Depuis trente ans seulement, il s’est fait une grande & importante révolution dans nos idées. L’opinion publique a aujourd’hui en Europe une force prépondérante, à laquelle on ne résiste pas : ainsi, en estimant le progrès des lumieres & le changement qu’elles doivent enfanter, il est permis d’espérer qu’elles apporteront au monde le plus grand bien, & que les tyrans de toute espece frémiront devant ce cri universel qui retentit & se prolonge pour remplir & éveiller l’Europe.

C’est par le moyen des lettres & des écrivains que les idées saines, depuis trente ans, ont parcouru avec rapidité toutes les provinces de la France, qu’il s’y est formé d’excellens esprits dans la magistrature. Tous les citoyens éclairés agissent aujourd’hui presque dans le même sens. Les idées nouvelles ont circulé sans effort ; tout ce qui est relatif à l’instruction est adopté courageusement. L’esprit d’observation enfin, qui se répand de toutes parts, nous promet les mêmes avantages dont jouissent quelques-uns de nos heureux voisins.

Les écrivains ont répandu des trésors véritables, en nous donnant des idées plus saines, plus douces, en nous inspirant les vertus faciles & indulgentes qui forment & embellissent la société. Les extendeurs en morale ont paru ne point connoître l’homme & irriter ses passions, au lieu de les rendre calmes & modérées.

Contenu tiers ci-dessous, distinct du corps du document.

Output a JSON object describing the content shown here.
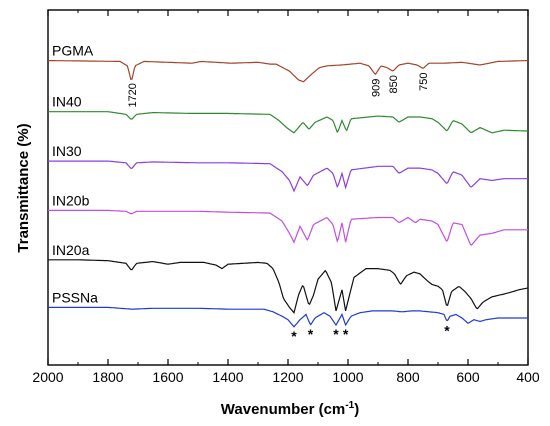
{
  "chart_data": {
    "type": "line",
    "title": "",
    "xlabel": "Wavenumber (cm",
    "xlabel_sup": "-1",
    "xlabel_close": ")",
    "ylabel": "Transmittance (%)",
    "xlim": [
      2000,
      400
    ],
    "x_reversed": true,
    "x_ticks": [
      "2000",
      "1800",
      "1600",
      "1400",
      "1200",
      "1000",
      "800",
      "600",
      "400"
    ],
    "y_ticks": [],
    "grid": false,
    "legend": "none",
    "series": [
      {
        "name": "PGMA",
        "color": "#a0452a",
        "baseline_transmittance": 46,
        "points": [
          [
            2000,
            0
          ],
          [
            1760,
            1
          ],
          [
            1735,
            6
          ],
          [
            1722,
            24
          ],
          [
            1710,
            6
          ],
          [
            1680,
            1
          ],
          [
            1520,
            3
          ],
          [
            1490,
            1
          ],
          [
            1390,
            3
          ],
          [
            1300,
            2
          ],
          [
            1260,
            4
          ],
          [
            1240,
            4
          ],
          [
            1195,
            12
          ],
          [
            1165,
            22
          ],
          [
            1148,
            24
          ],
          [
            1120,
            15
          ],
          [
            1095,
            8
          ],
          [
            1070,
            6
          ],
          [
            1020,
            5
          ],
          [
            990,
            4
          ],
          [
            960,
            3
          ],
          [
            930,
            6
          ],
          [
            909,
            16
          ],
          [
            890,
            6
          ],
          [
            870,
            8
          ],
          [
            850,
            12
          ],
          [
            830,
            5
          ],
          [
            800,
            3
          ],
          [
            770,
            5
          ],
          [
            750,
            9
          ],
          [
            730,
            3
          ],
          [
            680,
            3
          ],
          [
            620,
            2
          ],
          [
            560,
            5
          ],
          [
            500,
            1
          ],
          [
            400,
            0
          ]
        ]
      },
      {
        "name": "IN40",
        "color": "#2f8a2f",
        "baseline_transmittance": 104,
        "points": [
          [
            2000,
            0
          ],
          [
            1800,
            0
          ],
          [
            1740,
            3
          ],
          [
            1722,
            9
          ],
          [
            1705,
            3
          ],
          [
            1650,
            1
          ],
          [
            1520,
            2
          ],
          [
            1400,
            2
          ],
          [
            1260,
            3
          ],
          [
            1230,
            10
          ],
          [
            1205,
            18
          ],
          [
            1180,
            24
          ],
          [
            1150,
            12
          ],
          [
            1130,
            20
          ],
          [
            1110,
            12
          ],
          [
            1070,
            6
          ],
          [
            1050,
            10
          ],
          [
            1035,
            24
          ],
          [
            1020,
            10
          ],
          [
            1005,
            22
          ],
          [
            990,
            8
          ],
          [
            900,
            5
          ],
          [
            850,
            6
          ],
          [
            830,
            12
          ],
          [
            800,
            6
          ],
          [
            760,
            6
          ],
          [
            720,
            8
          ],
          [
            700,
            12
          ],
          [
            670,
            22
          ],
          [
            650,
            10
          ],
          [
            620,
            14
          ],
          [
            590,
            24
          ],
          [
            560,
            18
          ],
          [
            520,
            24
          ],
          [
            480,
            21
          ],
          [
            400,
            22
          ]
        ]
      },
      {
        "name": "IN30",
        "color": "#8a3fe0",
        "baseline_transmittance": 160,
        "points": [
          [
            2000,
            0
          ],
          [
            1800,
            0
          ],
          [
            1740,
            2
          ],
          [
            1722,
            9
          ],
          [
            1705,
            2
          ],
          [
            1650,
            1
          ],
          [
            1500,
            2
          ],
          [
            1400,
            2
          ],
          [
            1260,
            3
          ],
          [
            1220,
            12
          ],
          [
            1195,
            22
          ],
          [
            1180,
            34
          ],
          [
            1160,
            18
          ],
          [
            1135,
            28
          ],
          [
            1115,
            16
          ],
          [
            1070,
            8
          ],
          [
            1050,
            14
          ],
          [
            1035,
            30
          ],
          [
            1020,
            14
          ],
          [
            1008,
            30
          ],
          [
            990,
            10
          ],
          [
            900,
            6
          ],
          [
            850,
            6
          ],
          [
            830,
            14
          ],
          [
            800,
            8
          ],
          [
            760,
            8
          ],
          [
            720,
            10
          ],
          [
            700,
            14
          ],
          [
            670,
            26
          ],
          [
            650,
            12
          ],
          [
            620,
            16
          ],
          [
            590,
            30
          ],
          [
            560,
            20
          ],
          [
            520,
            22
          ],
          [
            480,
            20
          ],
          [
            400,
            20
          ]
        ]
      },
      {
        "name": "IN20b",
        "color": "#c24fe0",
        "baseline_transmittance": 216,
        "points": [
          [
            2000,
            0
          ],
          [
            1800,
            0
          ],
          [
            1740,
            1
          ],
          [
            1722,
            4
          ],
          [
            1705,
            1
          ],
          [
            1650,
            1
          ],
          [
            1500,
            1
          ],
          [
            1400,
            2
          ],
          [
            1260,
            3
          ],
          [
            1220,
            12
          ],
          [
            1195,
            26
          ],
          [
            1180,
            36
          ],
          [
            1160,
            18
          ],
          [
            1135,
            34
          ],
          [
            1115,
            16
          ],
          [
            1070,
            8
          ],
          [
            1050,
            16
          ],
          [
            1035,
            36
          ],
          [
            1020,
            14
          ],
          [
            1008,
            36
          ],
          [
            990,
            10
          ],
          [
            900,
            8
          ],
          [
            850,
            8
          ],
          [
            830,
            14
          ],
          [
            800,
            8
          ],
          [
            775,
            14
          ],
          [
            760,
            10
          ],
          [
            720,
            12
          ],
          [
            700,
            16
          ],
          [
            670,
            36
          ],
          [
            650,
            14
          ],
          [
            620,
            16
          ],
          [
            590,
            40
          ],
          [
            560,
            28
          ],
          [
            520,
            26
          ],
          [
            480,
            22
          ],
          [
            400,
            22
          ]
        ]
      },
      {
        "name": "IN20a",
        "color": "#111111",
        "baseline_transmittance": 272,
        "points": [
          [
            2000,
            0
          ],
          [
            1900,
            0
          ],
          [
            1800,
            1
          ],
          [
            1740,
            4
          ],
          [
            1722,
            12
          ],
          [
            1705,
            4
          ],
          [
            1650,
            2
          ],
          [
            1600,
            5
          ],
          [
            1560,
            3
          ],
          [
            1480,
            3
          ],
          [
            1440,
            6
          ],
          [
            1420,
            10
          ],
          [
            1400,
            5
          ],
          [
            1300,
            3
          ],
          [
            1270,
            4
          ],
          [
            1250,
            10
          ],
          [
            1230,
            26
          ],
          [
            1215,
            44
          ],
          [
            1195,
            54
          ],
          [
            1180,
            60
          ],
          [
            1165,
            40
          ],
          [
            1150,
            28
          ],
          [
            1130,
            52
          ],
          [
            1115,
            40
          ],
          [
            1100,
            22
          ],
          [
            1075,
            12
          ],
          [
            1055,
            26
          ],
          [
            1040,
            58
          ],
          [
            1030,
            46
          ],
          [
            1020,
            34
          ],
          [
            1008,
            58
          ],
          [
            995,
            40
          ],
          [
            980,
            20
          ],
          [
            940,
            10
          ],
          [
            900,
            10
          ],
          [
            860,
            12
          ],
          [
            845,
            16
          ],
          [
            825,
            28
          ],
          [
            805,
            18
          ],
          [
            780,
            14
          ],
          [
            760,
            16
          ],
          [
            735,
            24
          ],
          [
            720,
            28
          ],
          [
            700,
            30
          ],
          [
            685,
            34
          ],
          [
            670,
            54
          ],
          [
            655,
            36
          ],
          [
            630,
            30
          ],
          [
            610,
            36
          ],
          [
            590,
            44
          ],
          [
            570,
            56
          ],
          [
            550,
            48
          ],
          [
            520,
            42
          ],
          [
            470,
            38
          ],
          [
            430,
            34
          ],
          [
            400,
            32
          ]
        ]
      },
      {
        "name": "PSSNa",
        "color": "#1f3ad6",
        "baseline_transmittance": 326,
        "points": [
          [
            2000,
            0
          ],
          [
            1800,
            0
          ],
          [
            1760,
            1
          ],
          [
            1720,
            2
          ],
          [
            1650,
            1
          ],
          [
            1500,
            1
          ],
          [
            1400,
            2
          ],
          [
            1280,
            2
          ],
          [
            1250,
            5
          ],
          [
            1220,
            10
          ],
          [
            1200,
            14
          ],
          [
            1180,
            22
          ],
          [
            1160,
            14
          ],
          [
            1140,
            8
          ],
          [
            1125,
            20
          ],
          [
            1110,
            12
          ],
          [
            1080,
            6
          ],
          [
            1060,
            10
          ],
          [
            1040,
            20
          ],
          [
            1030,
            14
          ],
          [
            1020,
            8
          ],
          [
            1008,
            20
          ],
          [
            990,
            10
          ],
          [
            960,
            6
          ],
          [
            920,
            4
          ],
          [
            880,
            4
          ],
          [
            850,
            4
          ],
          [
            820,
            5
          ],
          [
            790,
            4
          ],
          [
            760,
            4
          ],
          [
            730,
            5
          ],
          [
            700,
            6
          ],
          [
            680,
            8
          ],
          [
            670,
            16
          ],
          [
            660,
            10
          ],
          [
            640,
            8
          ],
          [
            620,
            12
          ],
          [
            600,
            18
          ],
          [
            580,
            14
          ],
          [
            560,
            16
          ],
          [
            540,
            14
          ],
          [
            500,
            12
          ],
          [
            450,
            12
          ],
          [
            400,
            12
          ]
        ]
      }
    ],
    "annotations": [
      {
        "text": "1720",
        "x": 1720,
        "series": "PGMA"
      },
      {
        "text": "909",
        "x": 909,
        "series": "PGMA"
      },
      {
        "text": "850",
        "x": 850,
        "series": "PGMA"
      },
      {
        "text": "750",
        "x": 750,
        "series": "PGMA"
      }
    ],
    "markers": [
      {
        "text": "*",
        "x": 1180,
        "series": "PSSNa"
      },
      {
        "text": "*",
        "x": 1125,
        "series": "PSSNa"
      },
      {
        "text": "*",
        "x": 1040,
        "series": "PSSNa"
      },
      {
        "text": "*",
        "x": 1008,
        "series": "PSSNa"
      },
      {
        "text": "*",
        "x": 670,
        "series": "PSSNa"
      }
    ]
  }
}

La pente, enfin, que les lettres suivent depuis quelques années, deviendra utile à l’humanité ; & ceux qui ne croient pas à leur salutaire influence, sont ou des aveugles ou des hypocrites.

L’influence des écrivains est telle qu’ils peuvent aujourd’hui annoncer leur pouvoir, & ne point déguiser l’autorité légitime qu’ils ont sur les esprits. Affermis sur la base de l’intérêt public & de la connoissance réelle de l’homme, ils dirigeront les idées nationales ; les volontés particulieres sont entre leurs mains. La morale est devenue l’étude principale des bons esprits ; la gloire littéraire semble destinée dorénavant à quiconque plaidera d’une voix plus ferme les intérêts des nations. Les écrivains, pénétrés de ces fonctions augustes, seront jaloux de répondre à l’importance du dépôt ; & l’on voit déjà la vérité courageuse s’élancer de tous les points. Il est à présumer que cette tendance générale produira une révolution heureuse.